The once-mighty Bata India, whose iconic shoes have adorned feet for generations, is now struggling to regain its lost footing. As the country’s largest footwear manufacturer faces a declining market share, it begs the question: Can Bata India recover its lost glory or will it forever be relegated to the periphery of the industry?**
Bata India has been synonymous with quality and comfort since its inception in 1931. The company’s legacy is built on over nine decades of innovation, with its iconic shoe designs being worn by generations of Indians. However, beneath this storied legacy lies a reality that is as unvarnished as it is grim – the company’s market share has been in decline for years.
According to Euromonitor data, Bata India’s market share in the footwear market stood at 7.6% in 2015. Fast forward to 2022, and that number has dwindled to a mere 4.6%. The writing is on the wall – Bata India’s inability to adapt to changing consumer preferences, technological advancements, and the rise of e-commerce has led to its slipping market share.
One can’t help but contrast this decline with the phenomenal growth of Relaxo Footwear, which has emerged as a dark horse in the industry. While Bata India was struggling to maintain its market share, Relaxo grew by 15%+ between 2015 and 2022, according to Euromonitor data. Even Campus Shoes, another relatively new player, has been expanding rapidly, leaving Bata lagging behind.
A closer look at competitor performance reveals a worrying trend for Bata India – while competitors are innovating with digital transformation, engaging consumers through e-commerce platforms, and pricing strategies tailored to the times, Bata seems to be stuck in the past.
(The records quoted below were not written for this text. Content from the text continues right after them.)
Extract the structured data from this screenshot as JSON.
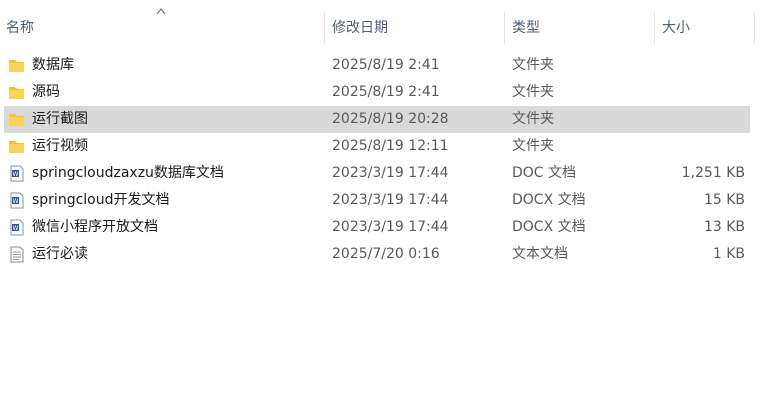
{
  "columns": {
    "name": "名称",
    "date": "修改日期",
    "type": "类型",
    "size": "大小"
  },
  "files": [
    {
      "name": "数据库",
      "date": "2025/8/19 2:41",
      "type": "文件夹",
      "size": "",
      "icon": "folder-icon"
    },
    {
      "name": "源码",
      "date": "2025/8/19 2:41",
      "type": "文件夹",
      "size": "",
      "icon": "folder-icon"
    },
    {
      "name": "运行截图",
      "date": "2025/8/19 20:28",
      "type": "文件夹",
      "size": "",
      "icon": "folder-icon",
      "selected": true
    },
    {
      "name": "运行视频",
      "date": "2025/8/19 12:11",
      "type": "文件夹",
      "size": "",
      "icon": "folder-icon"
    },
    {
      "name": "springcloudzaxzu数据库文档",
      "date": "2023/3/19 17:44",
      "type": "DOC 文档",
      "size": "1,251 KB",
      "icon": "word-doc-icon"
    },
    {
      "name": "springcloud开发文档",
      "date": "2023/3/19 17:44",
      "type": "DOCX 文档",
      "size": "15 KB",
      "icon": "word-docx-icon"
    },
    {
      "name": "微信小程序开放文档",
      "date": "2023/3/19 17:44",
      "type": "DOCX 文档",
      "size": "13 KB",
      "icon": "word-docx-icon"
    },
    {
      "name": "运行必读",
      "date": "2025/7/20 0:16",
      "type": "文本文档",
      "size": "1 KB",
      "icon": "text-file-icon"
    }
  ],
  "colors": {
    "header_text": "#4c607a",
    "selected_row": "#d9d9d9",
    "folder": "#f2c230"
  }
}
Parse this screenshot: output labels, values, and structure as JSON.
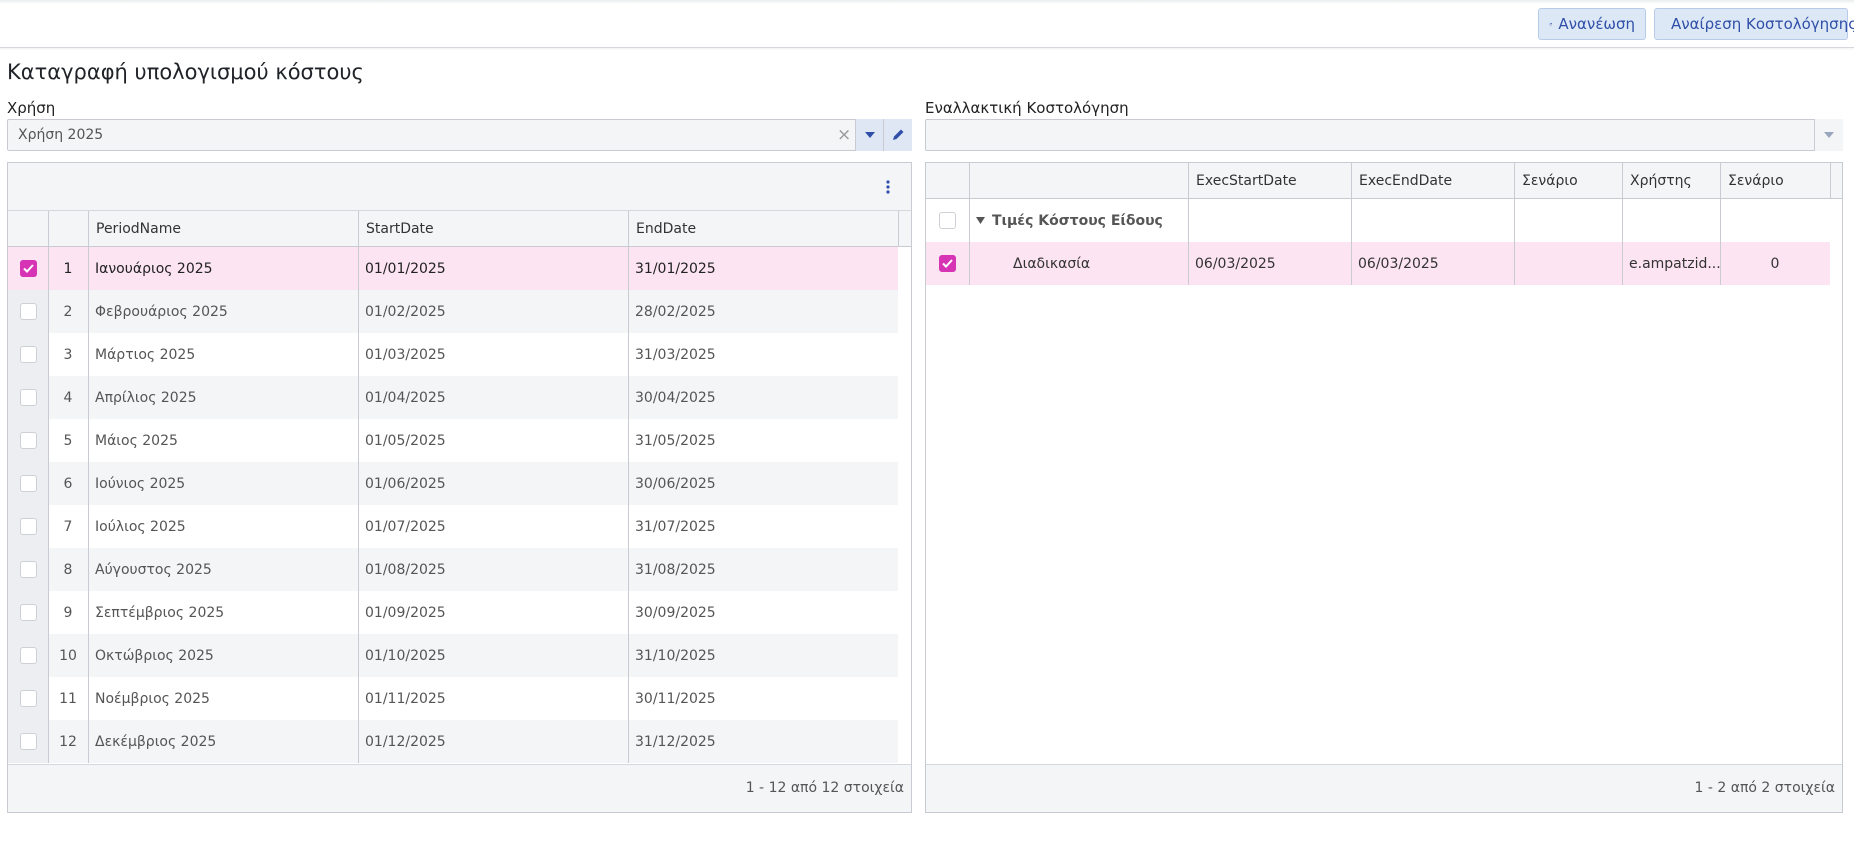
{
  "toolbar": {
    "refresh_label": "Ανανέωση",
    "remove_costing_label": "Αναίρεση Κοστολόγησης"
  },
  "page": {
    "title": "Καταγραφή υπολογισμού κόστους"
  },
  "left": {
    "field_label": "Χρήση",
    "field_value": "Χρήση 2025",
    "clear_glyph": "×",
    "columns": [
      "PeriodName",
      "StartDate",
      "EndDate"
    ],
    "rows": [
      {
        "n": "1",
        "name": "Ιανουάριος 2025",
        "start": "01/01/2025",
        "end": "31/01/2025",
        "checked": true
      },
      {
        "n": "2",
        "name": "Φεβρουάριος 2025",
        "start": "01/02/2025",
        "end": "28/02/2025",
        "checked": false
      },
      {
        "n": "3",
        "name": "Μάρτιος 2025",
        "start": "01/03/2025",
        "end": "31/03/2025",
        "checked": false
      },
      {
        "n": "4",
        "name": "Απρίλιος 2025",
        "start": "01/04/2025",
        "end": "30/04/2025",
        "checked": false
      },
      {
        "n": "5",
        "name": "Μάιος 2025",
        "start": "01/05/2025",
        "end": "31/05/2025",
        "checked": false
      },
      {
        "n": "6",
        "name": "Ιούνιος 2025",
        "start": "01/06/2025",
        "end": "30/06/2025",
        "checked": false
      },
      {
        "n": "7",
        "name": "Ιούλιος 2025",
        "start": "01/07/2025",
        "end": "31/07/2025",
        "checked": false
      },
      {
        "n": "8",
        "name": "Αύγουστος 2025",
        "start": "01/08/2025",
        "end": "31/08/2025",
        "checked": false
      },
      {
        "n": "9",
        "name": "Σεπτέμβριος 2025",
        "start": "01/09/2025",
        "end": "30/09/2025",
        "checked": false
      },
      {
        "n": "10",
        "name": "Οκτώβριος 2025",
        "start": "01/10/2025",
        "end": "31/10/2025",
        "checked": false
      },
      {
        "n": "11",
        "name": "Νοέμβριος 2025",
        "start": "01/11/2025",
        "end": "30/11/2025",
        "checked": false
      },
      {
        "n": "12",
        "name": "Δεκέμβριος 2025",
        "start": "01/12/2025",
        "end": "31/12/2025",
        "checked": false
      }
    ],
    "footer": "1 - 12 από 12 στοιχεία"
  },
  "right": {
    "field_label": "Εναλλακτική Κοστολόγηση",
    "field_value": "",
    "columns": [
      "",
      "ExecStartDate",
      "ExecEndDate",
      "Σενάριο",
      "Χρήστης",
      "Σενάριο"
    ],
    "group": {
      "label": "Τιμές Κόστους Είδους"
    },
    "rows": [
      {
        "name": "Διαδικασία",
        "exec_start": "06/03/2025",
        "exec_end": "06/03/2025",
        "scenario": "",
        "user": "e.ampatzid...",
        "scenario2": "0",
        "checked": true
      }
    ],
    "footer": "1 - 2 από 2 στοιχεία"
  },
  "colors": {
    "accent": "#d633b5",
    "selected_row": "#fce4f3",
    "alt_row": "#f4f5f7",
    "button_text": "#2f4fa8"
  },
  "icons": [
    "refresh-icon",
    "play-icon",
    "dropdown-arrow-icon",
    "edit-pencil-icon",
    "more-vertical-icon",
    "check-icon",
    "expand-triangle-icon"
  ]
}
For instance, according to a recent report by Deloitte, e-commerce penetration in the footwear market stood at 22% in 2022. In contrast, offline sales for Bata India continue to suffer, shrinking 25% between 2015 and 2022.
Where exactly did Bata go wrong? One major strategic misstep has been its pricing strategy. In an effort to protect its brand image, the company maintained a premium price point, which alienated budget-conscious consumers in a market where affordability is king. According to data from Statista, prices for footwear have fallen by over 30% since 2015, and Bata’s refusal to adapt has only exacerbated its decline.
Another crucial factor contributing to Bata India’s troubles is its slow digital transformation. The company was tardy in recognizing the importance of e-commerce, allowing competitors like Relaxo and Campus Shoes to steal a march on it. According to a recent report by Accenture, 60% of Indian consumers prefer buying shoes online, underscoring the imperative for brands to go digital.
Now, let’s consider three scenarios that could unfold for Bata India:
Scenario 1: Continued Decline**
If current trends persist, Bata India will be left with a dwindling market share and dwindling prospects. Relaxo and Campus Shoes will continue to grow exponentially, eating into Bata’s market share.
Scenario 2: Full Recovery**
In this optimistic scenario, Bata India embarks on a drastic transformation – revamping its pricing strategy, accelerating digital transformation, and engaging consumers through innovative marketing campaigns. The company would need to infuse fresh capital, prune non-performing assets, and hire talent that can navigate the changing market landscape.
Scenario 3: Partial Recovery**
This middle path assumes Bata India acknowledges its weaknesses and takes measured steps towards recovery. While the company wouldn’t be able to regain its pre-eminent position in the market, it could stabilize its market share at around 6-7%. However, this would require Bata to revamp its product portfolio, pricing strategy, and digital presence while engaging consumers through targeted marketing campaigns.
As we reflect on Bata India’s struggles, one question lingers: Will the company be able to regain its lost glory or will it forever be relegated to the periphery of the industry? Only time will tell.